A requirement of CAM is that the final convolutional feature maps are connected to the outputs. CAM uses these weights between the convolutional feature maps and the outputs. So CAM has the drawback that the model cannot have fully-connected layers after the CNNs. For image classification tasks, having a fully-connected layer at the end typically improves accuracy. The CNNs extract useful features, then the fully-connected layer enables learning combinations of these features for classification. To fulfill CAM’s requirement of having no fully-connected layers, the model performance would drop.
With Grad-CAM, the model architecture does not have to be altered in order to be interpretable. The way Grad-CAM works is, first, the input image is forward-propagated through the model. Then, given the true label / desired output, we perform back propagation until we reach the final CNN feature maps. The gradients of the feature maps are pooled, then passed through a ReLU to only keep pixels that contributed positively to the classifier’s decision.
CAM and Grad-CAM can provide a heatmap to visualize what the model is looking at when it decides on a classification, but these heatmaps are fairly course regions. The paper also proposes Guided Grad-CAM, a high resolution visualization that highlights particular features of interest in an image.

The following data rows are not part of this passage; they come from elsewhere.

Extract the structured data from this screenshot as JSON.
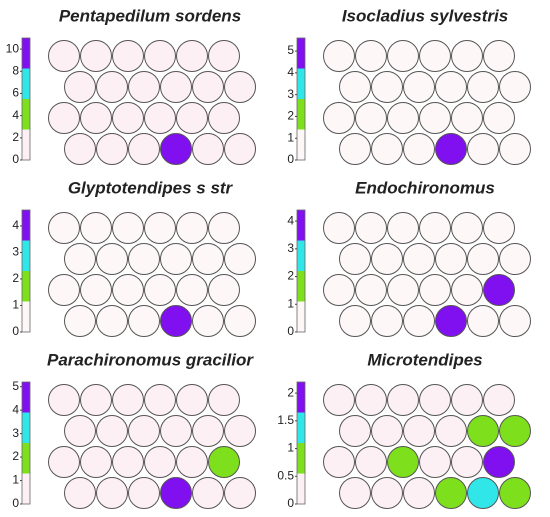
{
  "chart_data": [
    {
      "type": "hexmap",
      "title": "Pentapedilum sordens",
      "ylim": [
        0,
        11
      ],
      "yticks": [
        0,
        2,
        4,
        6,
        8,
        10
      ],
      "bins": [
        0,
        2.75,
        5.5,
        8.25,
        11
      ],
      "colors": [
        "#fcf0f5",
        "#7ee01c",
        "#30e6e8",
        "#8010f0"
      ],
      "rows": [
        [
          0,
          0,
          0,
          0,
          0,
          0
        ],
        [
          0,
          0,
          0,
          0,
          0,
          0
        ],
        [
          0,
          0,
          0,
          0,
          0,
          0
        ],
        [
          0,
          0,
          0,
          10,
          0,
          0
        ]
      ]
    },
    {
      "type": "hexmap",
      "title": "Isocladius sylvestris",
      "ylim": [
        0,
        5.6
      ],
      "yticks": [
        0,
        1,
        2,
        3,
        4,
        5
      ],
      "bins": [
        0,
        1.4,
        2.8,
        4.2,
        5.6
      ],
      "colors": [
        "#fdf7f8",
        "#7ee01c",
        "#30e6e8",
        "#8010f0"
      ],
      "rows": [
        [
          0,
          0,
          0,
          0,
          0,
          0
        ],
        [
          0,
          0,
          0,
          0,
          0,
          0
        ],
        [
          0,
          0,
          0,
          0,
          0,
          0
        ],
        [
          0,
          0,
          0,
          5,
          0,
          0
        ]
      ]
    },
    {
      "type": "hexmap",
      "title": "Glyptotendipes s str",
      "ylim": [
        0,
        4.6
      ],
      "yticks": [
        0,
        1,
        2,
        3,
        4
      ],
      "bins": [
        0,
        1.15,
        2.3,
        3.45,
        4.6
      ],
      "colors": [
        "#fdf7f8",
        "#7ee01c",
        "#30e6e8",
        "#8010f0"
      ],
      "rows": [
        [
          0,
          0,
          0,
          0,
          0,
          0
        ],
        [
          0,
          0,
          0,
          0,
          0,
          0
        ],
        [
          0,
          0,
          0,
          0,
          0,
          0
        ],
        [
          0,
          0,
          0,
          4,
          0,
          0
        ]
      ]
    },
    {
      "type": "hexmap",
      "title": "Endochironomus",
      "ylim": [
        0,
        4.4
      ],
      "yticks": [
        0,
        1,
        2,
        3,
        4
      ],
      "bins": [
        0,
        1.1,
        2.2,
        3.3,
        4.4
      ],
      "colors": [
        "#fdf7f8",
        "#7ee01c",
        "#30e6e8",
        "#8010f0"
      ],
      "rows": [
        [
          0,
          0,
          0,
          0,
          0,
          0
        ],
        [
          0,
          0,
          0,
          0,
          0,
          0
        ],
        [
          0,
          0,
          0,
          0,
          0,
          4
        ],
        [
          0,
          0,
          0,
          4,
          0,
          0
        ]
      ]
    },
    {
      "type": "hexmap",
      "title": "Parachironomus gracilior",
      "ylim": [
        0,
        5.2
      ],
      "yticks": [
        0,
        1,
        2,
        3,
        4,
        5
      ],
      "bins": [
        0,
        1.3,
        2.6,
        3.9,
        5.2
      ],
      "colors": [
        "#fcf0f5",
        "#7ee01c",
        "#30e6e8",
        "#8010f0"
      ],
      "rows": [
        [
          0,
          0,
          0,
          0,
          0,
          0
        ],
        [
          0,
          0,
          0,
          0,
          0,
          0
        ],
        [
          0,
          0,
          0,
          0,
          0,
          2
        ],
        [
          0,
          0,
          0,
          5,
          0,
          0
        ]
      ]
    },
    {
      "type": "hexmap",
      "title": "Microtendipes",
      "ylim": [
        0,
        2.2
      ],
      "yticks": [
        0,
        0.5,
        1,
        1.5,
        2
      ],
      "bins": [
        0,
        0.55,
        1.1,
        1.65,
        2.2
      ],
      "colors": [
        "#fcf0f5",
        "#7ee01c",
        "#30e6e8",
        "#8010f0"
      ],
      "rows": [
        [
          0,
          0,
          0,
          0,
          0,
          0
        ],
        [
          0,
          0,
          0,
          0,
          0.9,
          0.9
        ],
        [
          0,
          0,
          0.9,
          0,
          0,
          2
        ],
        [
          0,
          0,
          0,
          0.9,
          1.4,
          0.9
        ]
      ]
    }
  ]
}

Grad-CAM can be used to identify bias in the dataset by showing what attributes the model is focusing on in making its decisions. The example used in the paper is classifying pictures of people into doctors or nurses. Grad-CAM showed that the model was looking at face and hair, revealing a gender bias, which they found in the distribution of their training data. Identifying bias is especially important for a multi-modal problem because each modality has its own dataset, so bias can be introduced by each modality. This bias is additive, so the resulting model can have more bias than a unimodal modal.